Farkhondeh Shahroudi, born 1962 in Tehran, found asylum in Germany in the 1990s after protests against the Shah regime. After studying Painting at Alzahra University in Tehran, she studied Art and Design at Dortmund University of Applied Sciences. She produces sometimes very large-scale figurative textile sculptures embroidered with Arabic characters. Her work is included in collections such as the British Museum, London. In 2011, the German radio station Deutschlandfunk dedicated a radio play to her. Her work has also been exhibited in Tallinn, Rome, London, Berlin, Marrakesh, Dubai and Tehran.

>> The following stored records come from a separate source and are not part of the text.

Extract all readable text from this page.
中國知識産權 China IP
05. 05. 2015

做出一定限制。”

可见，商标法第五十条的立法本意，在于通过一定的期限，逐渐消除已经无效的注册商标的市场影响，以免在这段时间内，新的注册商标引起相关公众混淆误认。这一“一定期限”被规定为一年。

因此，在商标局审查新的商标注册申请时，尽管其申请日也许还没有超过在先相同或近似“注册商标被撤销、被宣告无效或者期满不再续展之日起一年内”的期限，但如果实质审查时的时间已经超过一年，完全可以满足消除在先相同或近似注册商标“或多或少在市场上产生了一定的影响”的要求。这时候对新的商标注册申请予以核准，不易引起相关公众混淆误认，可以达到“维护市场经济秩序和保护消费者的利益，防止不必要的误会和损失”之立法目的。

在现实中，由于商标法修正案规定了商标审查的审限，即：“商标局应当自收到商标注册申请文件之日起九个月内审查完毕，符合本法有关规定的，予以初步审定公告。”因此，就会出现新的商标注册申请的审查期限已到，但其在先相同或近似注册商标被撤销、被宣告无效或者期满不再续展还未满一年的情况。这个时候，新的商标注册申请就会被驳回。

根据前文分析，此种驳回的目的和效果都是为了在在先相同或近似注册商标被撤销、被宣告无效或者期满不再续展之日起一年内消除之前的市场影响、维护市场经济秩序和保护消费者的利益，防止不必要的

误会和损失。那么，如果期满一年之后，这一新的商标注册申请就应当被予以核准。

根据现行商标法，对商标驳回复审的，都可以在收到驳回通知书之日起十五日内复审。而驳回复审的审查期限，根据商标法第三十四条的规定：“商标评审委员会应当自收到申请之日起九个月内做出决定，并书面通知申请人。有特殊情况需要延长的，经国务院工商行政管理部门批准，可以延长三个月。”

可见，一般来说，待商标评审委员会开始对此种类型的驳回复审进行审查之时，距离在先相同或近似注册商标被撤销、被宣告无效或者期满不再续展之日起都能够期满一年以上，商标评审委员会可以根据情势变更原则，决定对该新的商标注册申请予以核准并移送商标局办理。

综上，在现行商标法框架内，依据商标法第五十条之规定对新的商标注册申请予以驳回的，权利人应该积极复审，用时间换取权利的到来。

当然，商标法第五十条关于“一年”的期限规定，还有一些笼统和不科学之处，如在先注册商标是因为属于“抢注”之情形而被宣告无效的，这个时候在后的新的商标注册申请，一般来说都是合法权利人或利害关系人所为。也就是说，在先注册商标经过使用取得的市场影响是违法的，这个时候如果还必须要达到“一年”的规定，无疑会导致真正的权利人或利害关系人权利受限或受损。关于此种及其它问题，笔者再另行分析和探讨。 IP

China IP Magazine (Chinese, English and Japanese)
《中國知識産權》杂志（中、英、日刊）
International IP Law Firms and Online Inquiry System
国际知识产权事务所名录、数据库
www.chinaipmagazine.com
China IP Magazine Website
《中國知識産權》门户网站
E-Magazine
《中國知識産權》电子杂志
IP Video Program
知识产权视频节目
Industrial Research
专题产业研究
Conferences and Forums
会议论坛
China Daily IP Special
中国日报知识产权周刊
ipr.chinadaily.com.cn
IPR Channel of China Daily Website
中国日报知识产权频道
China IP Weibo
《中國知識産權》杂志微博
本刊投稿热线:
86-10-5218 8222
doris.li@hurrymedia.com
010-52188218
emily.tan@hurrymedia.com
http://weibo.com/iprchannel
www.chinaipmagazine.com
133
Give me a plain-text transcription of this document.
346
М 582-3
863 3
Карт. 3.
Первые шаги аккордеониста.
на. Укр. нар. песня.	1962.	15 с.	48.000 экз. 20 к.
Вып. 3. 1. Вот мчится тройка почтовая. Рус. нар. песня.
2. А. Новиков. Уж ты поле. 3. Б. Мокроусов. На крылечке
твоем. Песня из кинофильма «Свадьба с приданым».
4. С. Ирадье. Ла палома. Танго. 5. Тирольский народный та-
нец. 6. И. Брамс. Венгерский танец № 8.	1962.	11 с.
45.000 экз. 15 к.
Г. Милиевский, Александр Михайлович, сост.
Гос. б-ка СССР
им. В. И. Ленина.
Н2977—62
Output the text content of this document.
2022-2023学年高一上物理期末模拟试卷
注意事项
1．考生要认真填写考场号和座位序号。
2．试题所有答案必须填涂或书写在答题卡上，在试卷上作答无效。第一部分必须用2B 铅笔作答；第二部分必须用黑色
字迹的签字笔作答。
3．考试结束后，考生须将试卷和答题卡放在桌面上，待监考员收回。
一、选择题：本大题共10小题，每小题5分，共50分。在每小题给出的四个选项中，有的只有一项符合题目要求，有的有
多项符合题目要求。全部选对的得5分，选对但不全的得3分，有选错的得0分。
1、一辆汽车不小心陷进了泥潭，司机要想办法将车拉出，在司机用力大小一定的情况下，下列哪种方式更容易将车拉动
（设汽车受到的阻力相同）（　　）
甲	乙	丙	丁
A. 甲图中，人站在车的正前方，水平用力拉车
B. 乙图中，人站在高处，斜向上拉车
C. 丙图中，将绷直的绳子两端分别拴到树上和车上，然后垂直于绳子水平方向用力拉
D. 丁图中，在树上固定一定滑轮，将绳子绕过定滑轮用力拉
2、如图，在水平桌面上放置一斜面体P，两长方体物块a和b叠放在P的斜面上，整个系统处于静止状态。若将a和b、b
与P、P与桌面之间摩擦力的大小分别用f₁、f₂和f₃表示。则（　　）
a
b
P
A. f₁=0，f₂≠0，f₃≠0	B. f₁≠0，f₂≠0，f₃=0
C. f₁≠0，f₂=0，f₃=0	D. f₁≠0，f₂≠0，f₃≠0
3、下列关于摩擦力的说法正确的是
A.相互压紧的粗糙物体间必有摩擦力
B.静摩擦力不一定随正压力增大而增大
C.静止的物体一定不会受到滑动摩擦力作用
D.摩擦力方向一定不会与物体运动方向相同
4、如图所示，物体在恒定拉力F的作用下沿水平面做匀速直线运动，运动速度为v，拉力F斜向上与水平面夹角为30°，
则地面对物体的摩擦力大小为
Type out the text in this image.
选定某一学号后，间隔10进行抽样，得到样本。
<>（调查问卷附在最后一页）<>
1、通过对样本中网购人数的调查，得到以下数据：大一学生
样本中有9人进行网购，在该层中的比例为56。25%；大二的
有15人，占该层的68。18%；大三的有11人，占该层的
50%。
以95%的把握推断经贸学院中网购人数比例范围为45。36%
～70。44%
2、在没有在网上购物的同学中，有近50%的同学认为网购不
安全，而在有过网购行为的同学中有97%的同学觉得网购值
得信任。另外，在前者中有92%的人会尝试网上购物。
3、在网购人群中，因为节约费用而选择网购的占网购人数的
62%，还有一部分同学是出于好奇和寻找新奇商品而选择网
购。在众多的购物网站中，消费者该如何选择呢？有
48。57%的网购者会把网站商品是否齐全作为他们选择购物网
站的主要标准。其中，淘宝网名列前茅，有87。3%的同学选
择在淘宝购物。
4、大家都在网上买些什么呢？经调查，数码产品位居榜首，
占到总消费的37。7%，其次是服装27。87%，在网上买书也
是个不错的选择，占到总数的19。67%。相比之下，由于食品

The Villa Romana Prize is awarded every year to talented artists resident in Germany. They are provided with a studio apartment in the artist residency at the Villa Romana in Florence and they receive a stipend. At the end of their residency, the fellows all together conceive a publication in the form of an artists’ book.

The Villa Romana is a non-profit institution that receives considerable sponsorship from the Deutsche Bank Stiftung and the Federal Government Commissioner for Culture and Media, as well as other private individuals. The Villa Romana Prize is the oldest German art prize and has been awarded since 1905. Previous fellows have included Max Beckmann, Käthe Kollwitz, Georg Baselitz, Anna Oppermann, Michael Buthe and many other artists who had co-written the history of modern.